Bouquiner. Annie François

bouquiner

Annie François avait deux passions, ou deux vices c’est selon : les livres et les cigarettes. Editrice au Seuil et femme pudique, elle préférait parler d’elle à travers ses livres. Notamment son « autotabacographie » clopin-clopant et son « autobibliographie » Bouquiner. Etant d’une morale irréprochable et laissant les poumons sains aux Heidi des blancs alpages, je préfère vous parler aujourd’hui de Bouquiner.

Bouquiner est un vrai livre de chevet ; composé de micro chapitres, il se picore, se pose, se laisse oublier puis revient les soirs de fatigue où, de toutes façons, on va quand même lire… mais pas trop. Ce livre est une gourmandise pour les lecteurs gourmands. Annie François à travers ses anecdotes de lectrice compulsive fait partager sa passion et rassure le bouquinovore qui, comme tout drogué, a besoin de frères d’armes.

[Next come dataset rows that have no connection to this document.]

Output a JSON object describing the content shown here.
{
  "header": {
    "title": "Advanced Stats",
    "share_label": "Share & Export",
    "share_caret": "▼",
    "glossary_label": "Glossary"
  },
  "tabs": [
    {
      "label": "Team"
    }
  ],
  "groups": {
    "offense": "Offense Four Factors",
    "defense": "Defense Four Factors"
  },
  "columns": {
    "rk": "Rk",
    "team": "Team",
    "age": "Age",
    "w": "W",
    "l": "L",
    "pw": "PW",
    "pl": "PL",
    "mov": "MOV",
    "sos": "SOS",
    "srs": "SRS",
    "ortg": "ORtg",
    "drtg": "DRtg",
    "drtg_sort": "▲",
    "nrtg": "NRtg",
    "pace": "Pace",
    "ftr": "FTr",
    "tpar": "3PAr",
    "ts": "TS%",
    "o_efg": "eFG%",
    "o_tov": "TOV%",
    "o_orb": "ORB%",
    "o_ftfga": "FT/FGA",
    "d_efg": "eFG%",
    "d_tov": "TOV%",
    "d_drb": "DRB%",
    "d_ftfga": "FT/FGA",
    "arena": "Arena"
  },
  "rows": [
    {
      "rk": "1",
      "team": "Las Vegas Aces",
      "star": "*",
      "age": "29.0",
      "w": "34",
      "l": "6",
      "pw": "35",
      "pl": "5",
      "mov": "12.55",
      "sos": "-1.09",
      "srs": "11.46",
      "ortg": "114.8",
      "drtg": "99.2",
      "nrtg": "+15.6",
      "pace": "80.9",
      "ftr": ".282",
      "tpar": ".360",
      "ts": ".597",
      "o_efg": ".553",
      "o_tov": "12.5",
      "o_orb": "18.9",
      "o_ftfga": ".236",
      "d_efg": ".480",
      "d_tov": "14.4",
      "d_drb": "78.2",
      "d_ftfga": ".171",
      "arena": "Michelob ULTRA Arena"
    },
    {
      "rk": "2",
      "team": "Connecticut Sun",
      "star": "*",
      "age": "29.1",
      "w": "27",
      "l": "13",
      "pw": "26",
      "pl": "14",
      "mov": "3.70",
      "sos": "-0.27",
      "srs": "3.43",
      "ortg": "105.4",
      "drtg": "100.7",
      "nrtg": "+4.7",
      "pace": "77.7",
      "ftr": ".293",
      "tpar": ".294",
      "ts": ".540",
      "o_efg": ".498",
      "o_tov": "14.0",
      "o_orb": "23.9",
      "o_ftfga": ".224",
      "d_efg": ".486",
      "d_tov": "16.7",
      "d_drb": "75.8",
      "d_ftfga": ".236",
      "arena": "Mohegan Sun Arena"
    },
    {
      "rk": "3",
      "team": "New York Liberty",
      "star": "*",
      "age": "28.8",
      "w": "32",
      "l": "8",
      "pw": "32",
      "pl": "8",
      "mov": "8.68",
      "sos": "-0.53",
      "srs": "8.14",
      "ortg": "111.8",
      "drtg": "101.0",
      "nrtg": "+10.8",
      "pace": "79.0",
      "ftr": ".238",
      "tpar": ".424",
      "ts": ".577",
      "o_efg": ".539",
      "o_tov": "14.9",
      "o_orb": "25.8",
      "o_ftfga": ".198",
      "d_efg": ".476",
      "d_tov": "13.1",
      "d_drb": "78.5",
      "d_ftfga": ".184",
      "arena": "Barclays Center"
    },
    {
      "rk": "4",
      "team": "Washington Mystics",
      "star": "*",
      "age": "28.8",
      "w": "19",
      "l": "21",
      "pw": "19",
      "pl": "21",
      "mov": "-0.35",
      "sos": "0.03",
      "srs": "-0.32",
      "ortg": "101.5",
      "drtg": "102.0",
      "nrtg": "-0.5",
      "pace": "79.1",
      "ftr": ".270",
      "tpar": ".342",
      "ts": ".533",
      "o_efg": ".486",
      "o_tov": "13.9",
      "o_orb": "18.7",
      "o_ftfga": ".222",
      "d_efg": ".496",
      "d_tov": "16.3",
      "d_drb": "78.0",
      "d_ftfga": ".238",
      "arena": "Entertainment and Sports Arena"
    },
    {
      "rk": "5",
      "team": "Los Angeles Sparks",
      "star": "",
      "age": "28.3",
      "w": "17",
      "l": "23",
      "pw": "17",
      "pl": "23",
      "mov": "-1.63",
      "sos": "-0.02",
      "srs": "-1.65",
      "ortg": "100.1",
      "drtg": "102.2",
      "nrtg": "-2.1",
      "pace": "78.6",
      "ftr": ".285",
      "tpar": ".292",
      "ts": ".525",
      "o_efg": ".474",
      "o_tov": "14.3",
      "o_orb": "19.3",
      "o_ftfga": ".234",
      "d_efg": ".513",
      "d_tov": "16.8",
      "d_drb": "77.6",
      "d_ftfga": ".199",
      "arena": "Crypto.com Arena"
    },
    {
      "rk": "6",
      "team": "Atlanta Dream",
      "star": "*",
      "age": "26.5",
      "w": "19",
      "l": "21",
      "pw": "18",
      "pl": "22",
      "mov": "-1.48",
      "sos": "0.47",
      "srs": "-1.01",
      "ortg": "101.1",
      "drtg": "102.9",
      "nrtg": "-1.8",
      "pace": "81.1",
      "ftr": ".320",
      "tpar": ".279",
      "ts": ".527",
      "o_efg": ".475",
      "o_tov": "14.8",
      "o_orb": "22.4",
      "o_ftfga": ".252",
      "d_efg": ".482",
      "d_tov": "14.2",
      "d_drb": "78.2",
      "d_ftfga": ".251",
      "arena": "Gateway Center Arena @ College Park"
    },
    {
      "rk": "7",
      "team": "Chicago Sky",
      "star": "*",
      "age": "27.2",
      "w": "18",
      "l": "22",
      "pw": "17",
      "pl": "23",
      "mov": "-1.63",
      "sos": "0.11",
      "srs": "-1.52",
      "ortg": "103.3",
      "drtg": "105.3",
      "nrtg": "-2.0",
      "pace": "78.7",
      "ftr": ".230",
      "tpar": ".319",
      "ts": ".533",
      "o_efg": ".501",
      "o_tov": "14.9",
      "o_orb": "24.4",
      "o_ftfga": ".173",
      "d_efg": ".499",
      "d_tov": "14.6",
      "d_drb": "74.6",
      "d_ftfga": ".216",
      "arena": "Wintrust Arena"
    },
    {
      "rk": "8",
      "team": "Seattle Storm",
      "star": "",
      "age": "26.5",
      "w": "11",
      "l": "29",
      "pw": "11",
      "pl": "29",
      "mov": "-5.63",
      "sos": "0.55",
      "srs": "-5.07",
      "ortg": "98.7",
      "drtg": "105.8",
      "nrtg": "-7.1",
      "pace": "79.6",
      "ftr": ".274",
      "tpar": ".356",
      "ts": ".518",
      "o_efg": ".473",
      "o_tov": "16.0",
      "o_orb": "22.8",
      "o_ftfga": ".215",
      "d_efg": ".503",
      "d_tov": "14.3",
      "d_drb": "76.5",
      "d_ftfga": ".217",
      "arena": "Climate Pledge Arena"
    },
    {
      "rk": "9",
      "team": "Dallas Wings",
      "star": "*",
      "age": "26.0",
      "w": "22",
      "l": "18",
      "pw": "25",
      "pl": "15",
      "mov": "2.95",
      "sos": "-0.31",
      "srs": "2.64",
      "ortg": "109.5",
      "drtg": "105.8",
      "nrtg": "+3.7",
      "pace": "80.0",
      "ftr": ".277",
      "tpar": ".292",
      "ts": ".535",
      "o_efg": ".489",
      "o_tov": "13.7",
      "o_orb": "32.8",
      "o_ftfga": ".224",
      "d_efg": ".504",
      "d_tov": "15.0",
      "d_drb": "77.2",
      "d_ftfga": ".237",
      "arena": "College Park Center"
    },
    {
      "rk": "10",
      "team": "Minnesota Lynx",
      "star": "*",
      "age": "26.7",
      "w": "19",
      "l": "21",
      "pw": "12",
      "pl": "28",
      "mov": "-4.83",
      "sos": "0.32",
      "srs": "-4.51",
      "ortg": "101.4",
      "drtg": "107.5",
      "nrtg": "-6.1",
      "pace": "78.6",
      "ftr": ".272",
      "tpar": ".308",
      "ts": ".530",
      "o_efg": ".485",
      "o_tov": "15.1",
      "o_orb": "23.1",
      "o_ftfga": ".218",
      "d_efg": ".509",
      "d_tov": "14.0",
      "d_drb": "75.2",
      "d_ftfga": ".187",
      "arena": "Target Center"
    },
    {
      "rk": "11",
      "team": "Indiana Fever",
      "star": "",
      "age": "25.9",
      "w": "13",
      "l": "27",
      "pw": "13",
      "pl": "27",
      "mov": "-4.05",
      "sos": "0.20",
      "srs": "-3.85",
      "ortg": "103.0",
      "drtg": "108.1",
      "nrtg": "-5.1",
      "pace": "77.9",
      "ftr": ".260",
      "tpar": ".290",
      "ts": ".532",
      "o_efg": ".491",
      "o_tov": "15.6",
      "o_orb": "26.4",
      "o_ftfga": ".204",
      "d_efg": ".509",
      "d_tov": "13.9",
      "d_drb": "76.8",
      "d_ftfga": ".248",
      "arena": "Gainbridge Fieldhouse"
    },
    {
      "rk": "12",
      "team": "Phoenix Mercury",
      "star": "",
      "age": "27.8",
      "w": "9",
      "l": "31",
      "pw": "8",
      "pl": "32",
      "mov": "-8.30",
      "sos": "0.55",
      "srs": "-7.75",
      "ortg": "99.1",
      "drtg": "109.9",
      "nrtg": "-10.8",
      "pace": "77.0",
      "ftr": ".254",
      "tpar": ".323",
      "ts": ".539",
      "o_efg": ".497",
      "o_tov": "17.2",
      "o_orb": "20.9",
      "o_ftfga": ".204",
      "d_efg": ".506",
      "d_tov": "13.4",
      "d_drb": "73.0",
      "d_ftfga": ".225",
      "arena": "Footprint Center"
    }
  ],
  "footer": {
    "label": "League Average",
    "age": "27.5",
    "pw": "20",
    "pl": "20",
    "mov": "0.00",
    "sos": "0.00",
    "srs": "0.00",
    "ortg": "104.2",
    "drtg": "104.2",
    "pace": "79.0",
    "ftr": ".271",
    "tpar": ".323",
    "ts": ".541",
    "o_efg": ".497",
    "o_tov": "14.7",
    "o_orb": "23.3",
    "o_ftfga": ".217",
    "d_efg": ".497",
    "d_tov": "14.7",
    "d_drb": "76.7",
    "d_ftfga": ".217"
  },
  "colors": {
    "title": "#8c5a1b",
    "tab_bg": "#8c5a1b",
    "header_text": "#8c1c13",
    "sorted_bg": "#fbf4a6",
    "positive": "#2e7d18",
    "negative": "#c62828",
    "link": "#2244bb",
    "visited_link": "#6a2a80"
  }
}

Un conseil ; munissez-vous d’un carnet à la lecture de ce livre  pour pouvoir noter tous les livres cités. La dame ayant le plaisir communicatif, vous risquez de succomber à ses auteurs préférés !

Editeur : Seuil
Collection : Points
EAN : 9782020564779

Citations :

Il y a l’avant et l’après. Avant, allumettes, caviar, brosse à dents, vin, livres, chaussures étaient des produits distincts, plus ou moins étiquetés. Aujourd’hui, tous sont frappés du code-barres qui rabaissent ces objets, petits ou grands, ordinaires ou luxueux, au rang de marchandises. Or le livre à mes yeux ne saurait être une marchandise.

Depuis l’enfance, mon premier réflexe est de plonger le nez au milieu du livre à demi ouvert. Volupté des manuels scolaires neufs. Leur papier glacé me rafraîchissait les joues tandis que leurs bouffées d’amande amère me faisaient chavirer. Fine odeur un peu poivrée des mes « contes et légendes du monde grec et barbare », au papier pelucheux comme une peau de pêche.

(…) Donc, je fonce dans l’urgence chez un de mes libraires habituels, me précipite sur le bon rayon ou la table des nouveautés, me rue sur la caisse. Trop tard. Mon oeil a enregistré au passage les « Lettres de la princesse Palatine ». Et puis, juste à côté de la caisse, « Point de lendemain » de Vivant Denon, dont la première page est un irrésistible exercice de conjugaison (à offrir). J’achète. Je file. Ouf, je m’en suis sortie avec trois livres dont deux maigrichons. La pile en souffrance m’épargnera.

Accabadora. Michela Murgia

accabadora

Découvert grâce aux conseils avisés d’une excellente lectrice, Accabadora est un livre bouleversant dans le sens premier du terme; beaucoup plus de questions que de réponses en le refermant.
Qui est la vraie mère, celle qui donne la vie ou celle qui donne la mort?
Jusqu’où peut-on aller par amour? qu’il soit amical, maternel ou passionné ? Qu’est ce qu’un sentiment juste ?
On lit le livre dans le même souffle qui porte les personnages de Michela Murgia.
J’ai refermé ce livre mais j’y reviendrai c’est certain.

Editeur : Seuil
Collection : Points
EAN : 9782757829998

Citations :

Il n’était pas facile, à l’époque, de déterminer l’âge de Tzia Bonaria : on aurait dit qu’elle avait volontairement vieilli d’un coup, de nombreuses années plus tôt, et qu’elle attendait d’être rejointe par le temps. Arrivée, quant à elle, trop tard dans le ventre de sa mère, Maria s’était habituée à être le cadet des soucis d’une famille qui n’en avait que trop. 

Fillus de anima . C’est ainsi qu’on appelle les enfants doublement engendrés, de la pauvreté d’une femme et la stérilité d’une autre. De ce second accouchement était Maria Listru, fruit tardif de l’âme de Bonaria Urrai.

Nous sommes bien mère et fille… mais nous ne sommes pas une famille. Si nous étions une famille, il n’y aurait pas eu d’entente entre vous… c’est-à-dire, je crois que c’est vous, ma famille. Parce que nous sommes plus proches.